Menjadi Ibu: proses belajar seumur hidup

Social media itu tempatnya orang pamer. Jadi kalau nggak tahan lihat orang pamer ya ga usah mainan social media, lah.. hehehe,” celetuk Hera, Mamanya Aro (3 tahun) dan Ando (3 bulan).

So gimana dong kalau kenyataannya kita butuh gaul di pesbuk, tapi batin selalu terasa pedih bin perih setiap kali ngeliat ada orang lain punya “nasib” yang lebih "beruntung"?

Lalu ketika ada yang posting stok ASI melimpah, bawaannya gatal pingin komen:
“Ah, itu kan karena dia hiperlaktasi”
“Rejeki orang kan beda-beda. Emang udah takdir dan rejeki gue kasih formula.”

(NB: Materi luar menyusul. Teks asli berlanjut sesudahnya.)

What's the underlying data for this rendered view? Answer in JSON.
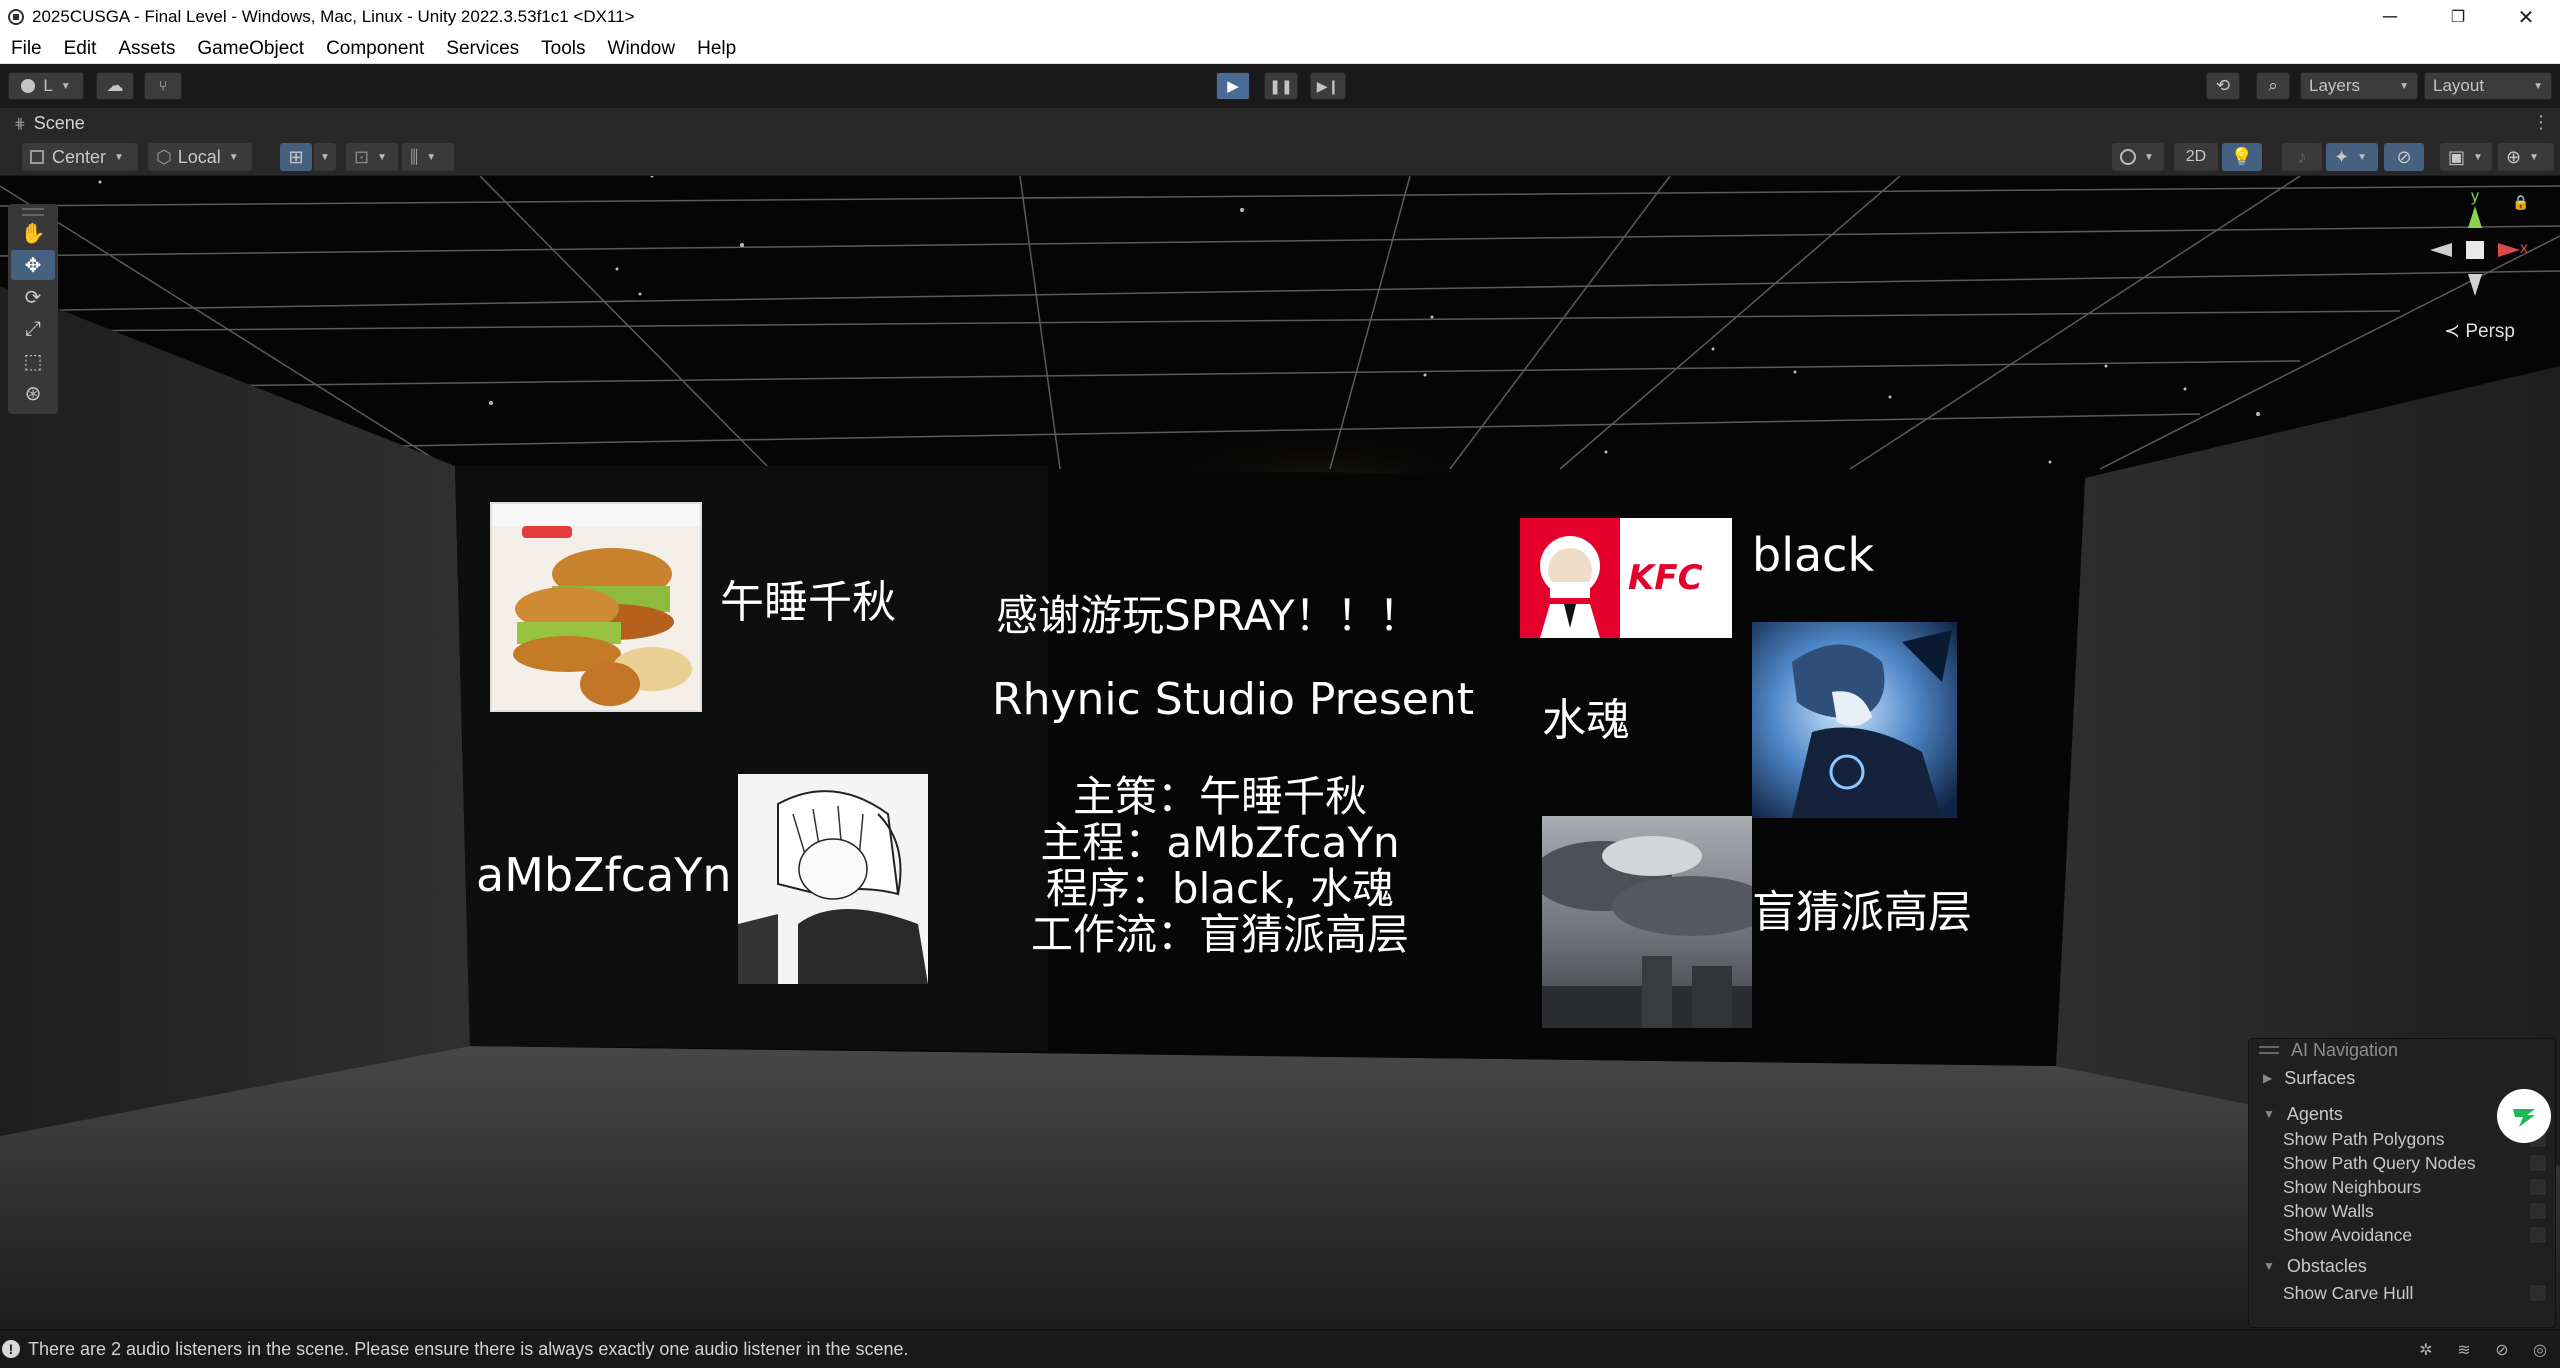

Barangkali, yang perlu kita lakukan memang menepi sejenak…. mengambil napas panjang, dan menyediakan waktu untuk mendengarkan suara hati:

Apa yang pernah terjadi dalam hidup saya – terkait proses kehamilan, proses persalinan, menyusui, menjadi istri dan Mama – yang diam-diam membuat saya kecewa dan – seandainya ada kesempatan – ingin saya ubah?

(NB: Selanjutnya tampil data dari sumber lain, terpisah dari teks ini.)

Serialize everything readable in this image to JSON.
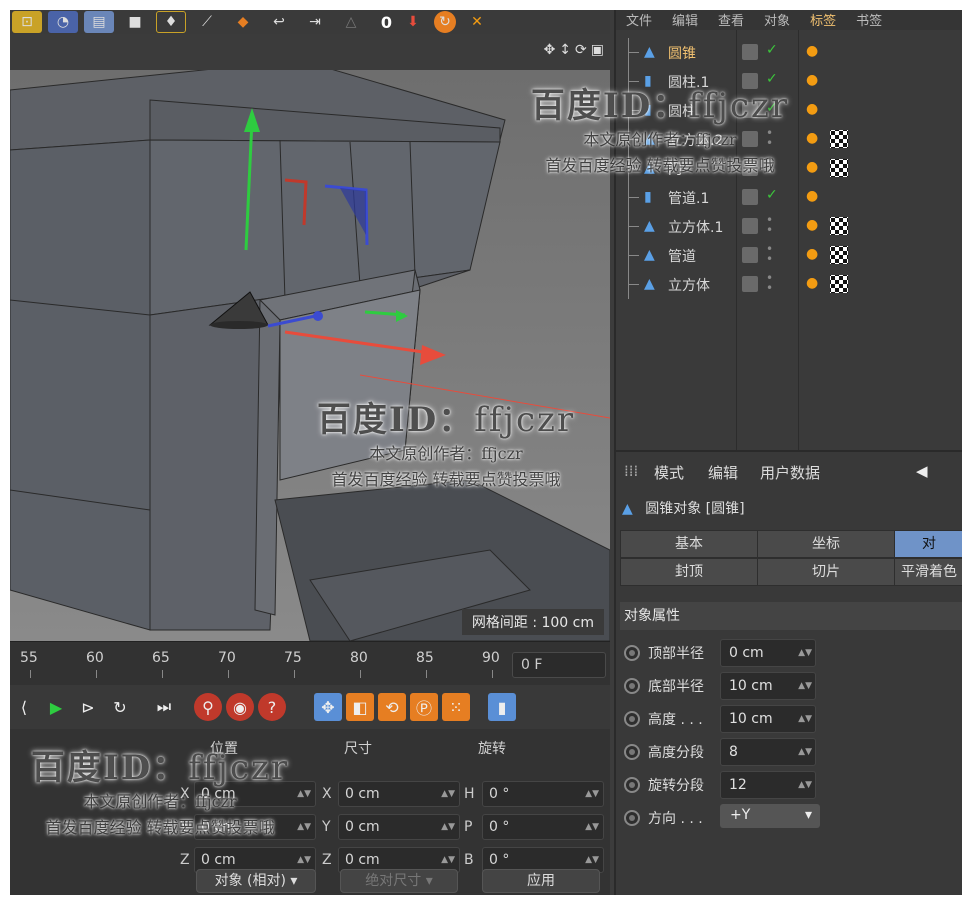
{
  "toolbar": {
    "counter": "0"
  },
  "object_manager": {
    "menu": [
      "文件",
      "编辑",
      "查看",
      "对象",
      "标签",
      "书签"
    ],
    "objects": [
      {
        "name": "圆锥",
        "icon": "cone-icon",
        "selected": true,
        "check": true,
        "texture": false
      },
      {
        "name": "圆柱.1",
        "icon": "cylinder-icon",
        "selected": false,
        "check": true,
        "texture": false
      },
      {
        "name": "圆柱",
        "icon": "cylinder-icon",
        "selected": false,
        "check": true,
        "texture": false
      },
      {
        "name": "立方体.2",
        "icon": "cube-icon",
        "selected": false,
        "check": false,
        "texture": true
      },
      {
        "name": "门",
        "icon": "cube-icon",
        "selected": false,
        "check": false,
        "texture": true
      },
      {
        "name": "管道.1",
        "icon": "tube-icon",
        "selected": false,
        "check": true,
        "texture": false
      },
      {
        "name": "立方体.1",
        "icon": "cube-icon",
        "selected": false,
        "check": false,
        "texture": true
      },
      {
        "name": "管道",
        "icon": "cube-icon",
        "selected": false,
        "check": false,
        "texture": true
      },
      {
        "name": "立方体",
        "icon": "cube-icon",
        "selected": false,
        "check": false,
        "texture": true
      }
    ]
  },
  "viewport": {
    "grid_spacing": "网格间距 : 100 cm"
  },
  "timeline": {
    "ticks": [
      "55",
      "60",
      "65",
      "70",
      "75",
      "80",
      "85",
      "90"
    ],
    "frame": "0 F"
  },
  "coords": {
    "headers": {
      "position": "位置",
      "size": "尺寸",
      "rotation": "旋转"
    },
    "rows": [
      {
        "pos_axis": "X",
        "pos": "0 cm",
        "size_axis": "X",
        "size": "0 cm",
        "rot_axis": "H",
        "rot": "0 °"
      },
      {
        "pos_axis": "Y",
        "pos": "0 cm",
        "size_axis": "Y",
        "size": "0 cm",
        "rot_axis": "P",
        "rot": "0 °"
      },
      {
        "pos_axis": "Z",
        "pos": "0 cm",
        "size_axis": "Z",
        "size": "0 cm",
        "rot_axis": "B",
        "rot": "0 °"
      }
    ],
    "mode": "对象 (相对)",
    "size_mode": "绝对尺寸",
    "apply": "应用"
  },
  "attributes": {
    "menu": {
      "mode": "模式",
      "edit": "编辑",
      "user_data": "用户数据"
    },
    "title": "圆锥对象 [圆锥]",
    "tabs": [
      {
        "label": "基本",
        "active": false
      },
      {
        "label": "坐标",
        "active": false
      },
      {
        "label": "对",
        "active": true
      },
      {
        "label": "封顶",
        "active": false
      },
      {
        "label": "切片",
        "active": false
      },
      {
        "label": "平滑着色",
        "active": false
      }
    ],
    "section": "对象属性",
    "props": [
      {
        "label": "顶部半径",
        "value": "0 cm"
      },
      {
        "label": "底部半径",
        "value": "10 cm"
      },
      {
        "label": "高度 . . .",
        "value": "10 cm"
      },
      {
        "label": "高度分段",
        "value": "8"
      },
      {
        "label": "旋转分段",
        "value": "12"
      },
      {
        "label": "方向 . . .",
        "value": "+Y"
      }
    ]
  },
  "watermark": {
    "title": "百度ID：",
    "id": "ffjczr",
    "line1": "本文原创作者：ffjczr",
    "line2": "首发百度经验 转载要点赞投票哦"
  }
}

Apa yang pernah terjadi dalam hidup saya – terkait kasih sayang, cinta, keluarga, hubungan dengan orang dekat – yang nun jauh di lubuk hati sana… sejujurnya tidak ingin saya terima, namun pengalaman itu terpaksa saya telan? 

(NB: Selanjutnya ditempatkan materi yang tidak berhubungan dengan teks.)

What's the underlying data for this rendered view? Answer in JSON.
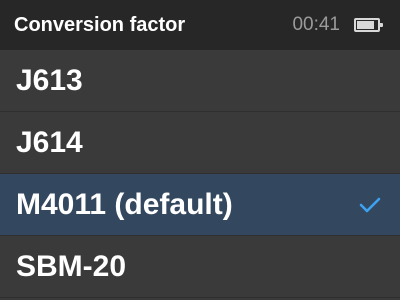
{
  "header": {
    "title": "Conversion factor",
    "clock": "00:41",
    "battery_level": 0.85
  },
  "items": [
    {
      "label": "J613",
      "selected": false
    },
    {
      "label": "J614",
      "selected": false
    },
    {
      "label": "M4011 (default)",
      "selected": true
    },
    {
      "label": "SBM-20",
      "selected": false
    }
  ],
  "colors": {
    "header_bg": "#272727",
    "list_bg": "#3a3a3a",
    "selected_bg": "#33475e",
    "check": "#3da2f2"
  },
  "icons": {
    "check": "check-icon",
    "battery": "battery-icon"
  }
}
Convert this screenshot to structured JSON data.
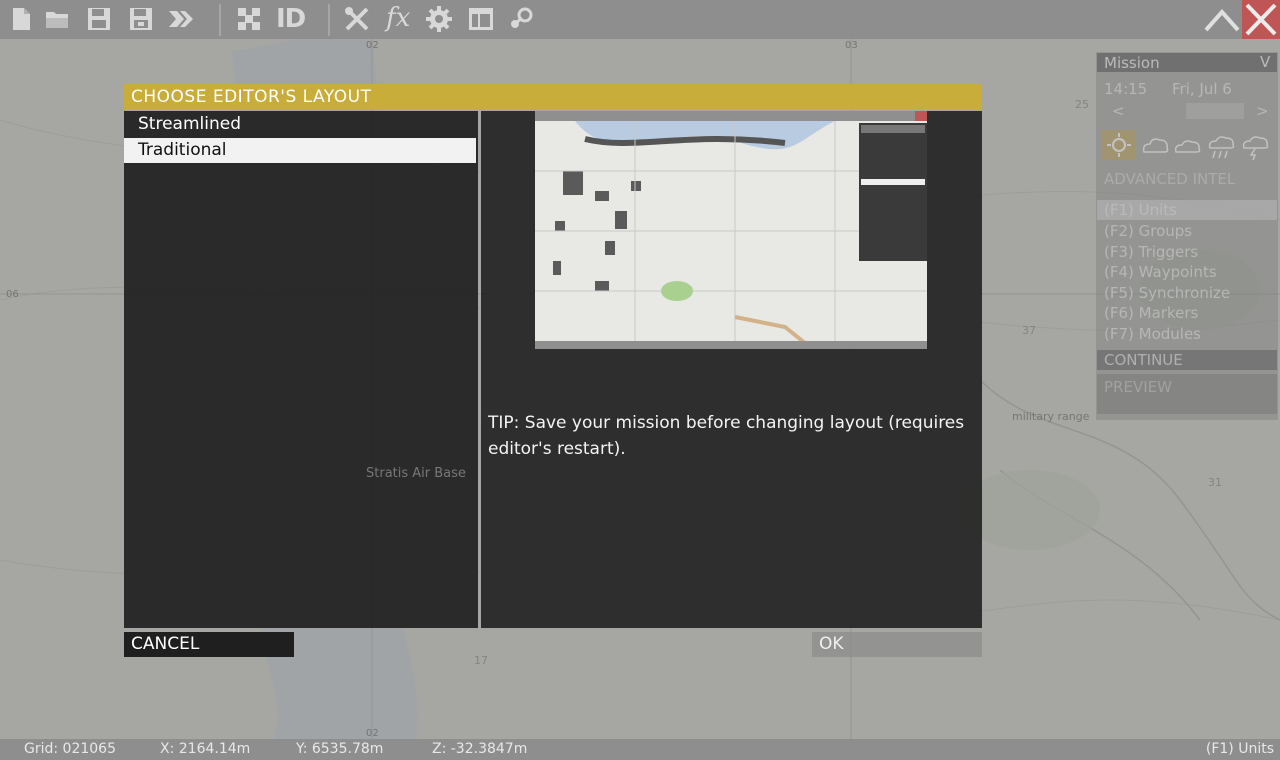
{
  "toolbar": {
    "icons": [
      "new-file-icon",
      "open-folder-icon",
      "save-icon",
      "save-as-icon",
      "export-icon",
      "grid-icon",
      "id-icon",
      "tools-icon",
      "functions-icon",
      "settings-icon",
      "layout-icon",
      "steam-icon"
    ],
    "id_label": "ID",
    "fx_label": "fx"
  },
  "map_labels": {
    "grid_02_top": "02",
    "grid_03_top": "03",
    "grid_02_bottom": "02",
    "grid_06": "06",
    "grid_25": "25",
    "grid_37": "37",
    "grid_31": "31",
    "grid_17": "17",
    "military_range": "military range",
    "stratis_air_base": "Stratis Air Base"
  },
  "side_panel": {
    "header": "Mission",
    "time": "14:15",
    "date": "Fri, Jul 6",
    "prev": "<",
    "next": ">",
    "weather": [
      "sunny-icon",
      "partly-cloudy-icon",
      "cloudy-icon",
      "rain-icon",
      "storm-icon"
    ],
    "advanced_intel": "ADVANCED INTEL",
    "items": [
      "(F1) Units",
      "(F2) Groups",
      "(F3) Triggers",
      "(F4) Waypoints",
      "(F5) Synchronize",
      "(F6) Markers",
      "(F7) Modules"
    ],
    "continue": "CONTINUE",
    "preview": "PREVIEW"
  },
  "dialog": {
    "title": "CHOOSE EDITOR'S LAYOUT",
    "options": [
      "Streamlined",
      "Traditional"
    ],
    "selected_index": 1,
    "tip": "TIP: Save your mission before changing layout (requires editor's restart).",
    "cancel": "CANCEL",
    "ok": "OK"
  },
  "status": {
    "grid": "Grid: 021065",
    "x": "X: 2164.14m",
    "y": "Y: 6535.78m",
    "z": "Z: -32.3847m",
    "mode": "(F1) Units"
  }
}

Apa yang terjadi dalam rangkaian hidup saya… yang membuat saya secara tidak langsung merasa perlu “membuktikan” bahwa saya mampu?

Apa yang membuat saya sulit menerima kenyataan ini?


...

Menjadi Ibu adalah peran seumur hidup yang nggak ada sekolahnya. Wajar dan amat sangat manusiawi, jika dalam perjalanan ini kita mengalami masa jatuh bangun, tersandung, terluka, berdarah-darah.

Tantangannya adalah, bagaimana cara kita menjalaninya? 
Bagaimana cara kita menyikapi luka?


Menjadikan luka itu sebagai motivasi untuk sembuh, atau justru sebaliknya: memilih terjebak dalam situasi - melarutkan diri dalam kecanduan penderitaan - alias menikmati posisi sebagai korban?


Agar selamat sampai tujuan - proses menyusui perlu dijalani dengan bekal ilmu yang memadai. 

Ilmunya sudah semakin mudah ditemui.

Tinggal bagaimana kita mengosongkan gelas agar lebih mudah diisi. 

Cari bantuan ahli jika memang memerlukan. Cari dukungan dari lingkungan yang membantu kita pada "kebenaran". Bukan sekadar mendukung ego kita yang memang selalu ingin dibenarkan dan terus-terusan memposisikan diri sebagai pihak tak berdaya - lalu bermudah-mudahan mengatasnamakan "takdir Tuhan" sebagai ajang pembenaran.